One of the signal problems for Americans is to see how so many seemingly disparate events fit into the Islamists’ war against the United States. Last week’s subway bombings in Moscow, for example, seem, at first blush, to be tragic but altogether unrelated to the United States. But are they?
The answer I think is no, they are not unrelated. The Islamists’ overall goal in waging war against the United States is to drive it as far as possible out of the Muslim world. To do that, Osama bin Laden and his allies have focused on three aims: (1) to help bleed America to bankruptcy; (2) to spread out U.S. military intelligence forces so that they lack flexibility and reserves; and 3) to stimulate as much political dissent and suspicion of the federal government in the United States as possible — with the goal of weakening our society’s cohesion — and to strip away allies from the United States.
In this context, the Moscow bombings have their most obvious impact on the first aim, to help bleed us to bankruptcy. Almost before the full story in Russia was known, the city governments in New York and Washington, DC, acted to increase security for their municipal transportation systems, thereby draining further funds from budgets that are already deeply in the red. Though not well covered in the media, I cannot help but think that other cities with metro systems surely followed suit.
There are those who will argue that this is nothing to worry about, that the expense of increased subway security is small in the overall scheme of things. And they would be correct, if the expense is looked at in isolation. But when one recalls that the bombings occurred over 4,000 miles away, injured no Americans, were aimed at a foreign power, and that the U.S. economy is already bleeding profusely from the more direct impacts of the Islamists’ war, it is clear that the Moscow attacks did at least marginally advance the Islamists’ goal of helping to bleed our economy.

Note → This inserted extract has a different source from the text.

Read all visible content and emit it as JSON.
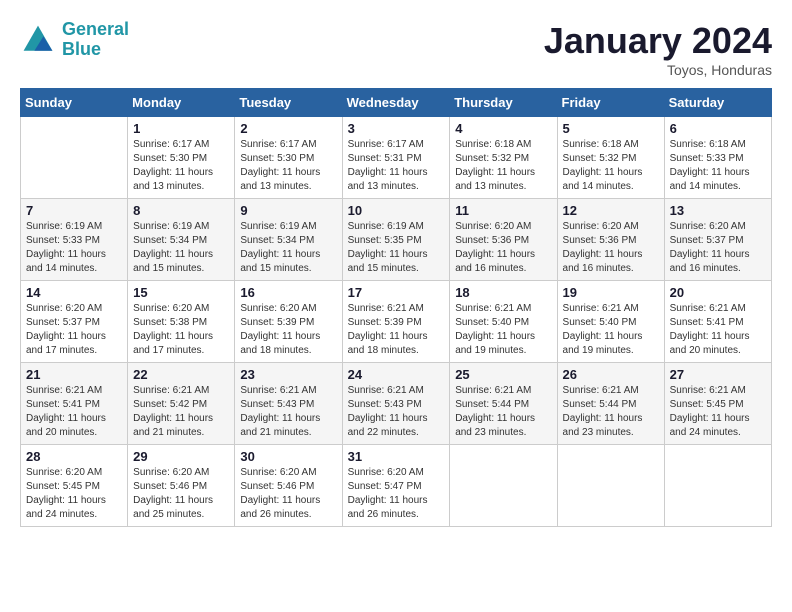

The second impact of the attack lies in Washington’s immediate expression of support and sympathy for Russia in the wake of the attacks. In the minds of most of us, I would suspect, this was the right thing to do given the human and material damage done by the bombings. And yet in this odd war — where so many U.S. choices are lose-lose — there is even a cost to expressing sympathy.
As I have long argued, the major motivation for our Islamist enemies is the interventionism of the U.S. government in the Muslim world. One aspect of this interventionism that the Islamists have focused on since the mid-1990s is Washington support for states that oppress Muslims, most often naming Russia, India, and China as such states. In the case of our support for Moscow in the bombings? wake, Washington has again shown that it stands at the side of those our foes regard as the enemies of Islam. And in the case of the North Caucasus — where the bombers seem to have come from — it is hard to argue their point.
Since the early 1990s there has been an ongoing confrontation between Russia and its six republics in the North Caucasus. There have been two major ‘Chechen Wars’ that most in the West are familiar with, but in the last decade there has been a slowly but steadily growing insurgency across all six of the republics. This insurgency, moreover, has shed much of its initial secular/nationalist fervor in favor of an increasingly Islamist orientation. And while there are some Arab fighters and probably much Arab money aiding the North Caucasus insurgents, the motivation of those fighters is predominantly local — to throw off the Russian yoke and its attendant corruption and brutality in favor of independence and the rule of Islam.
In this situation, Washington’s support for Russia after last week’s bombings will be seen by and advertised in the Muslim world as yet another example of U.S. willingness to support any country that will oppress Muslims. Again, this is not to say that we should not have publicly supported Russia — although that discussion is worth having — but it is to say that Americans should at least be aware that the policy of supporting Russia does have a cost attached to it. Too often, I believe, we follow policies that have long been in place — such as expressing support for governments hit by the Islamists — without being cognizant of the cost that comes with what we tend to see as a simple good deed.
At day’s end, then, the bombings in Moscow can be accurately described as far away, not aimed at the United States, and motivated in the first instance by local grievances. But they are not without cost to the United States, and to acknowledge this is good first step toward beginning to see the Islamists’ war against America as a whole, and not — as we have — as a series of unrelated and compartmented problems labeled “Iraq,” “Afghanistan,” “Yemen,” etc., etc.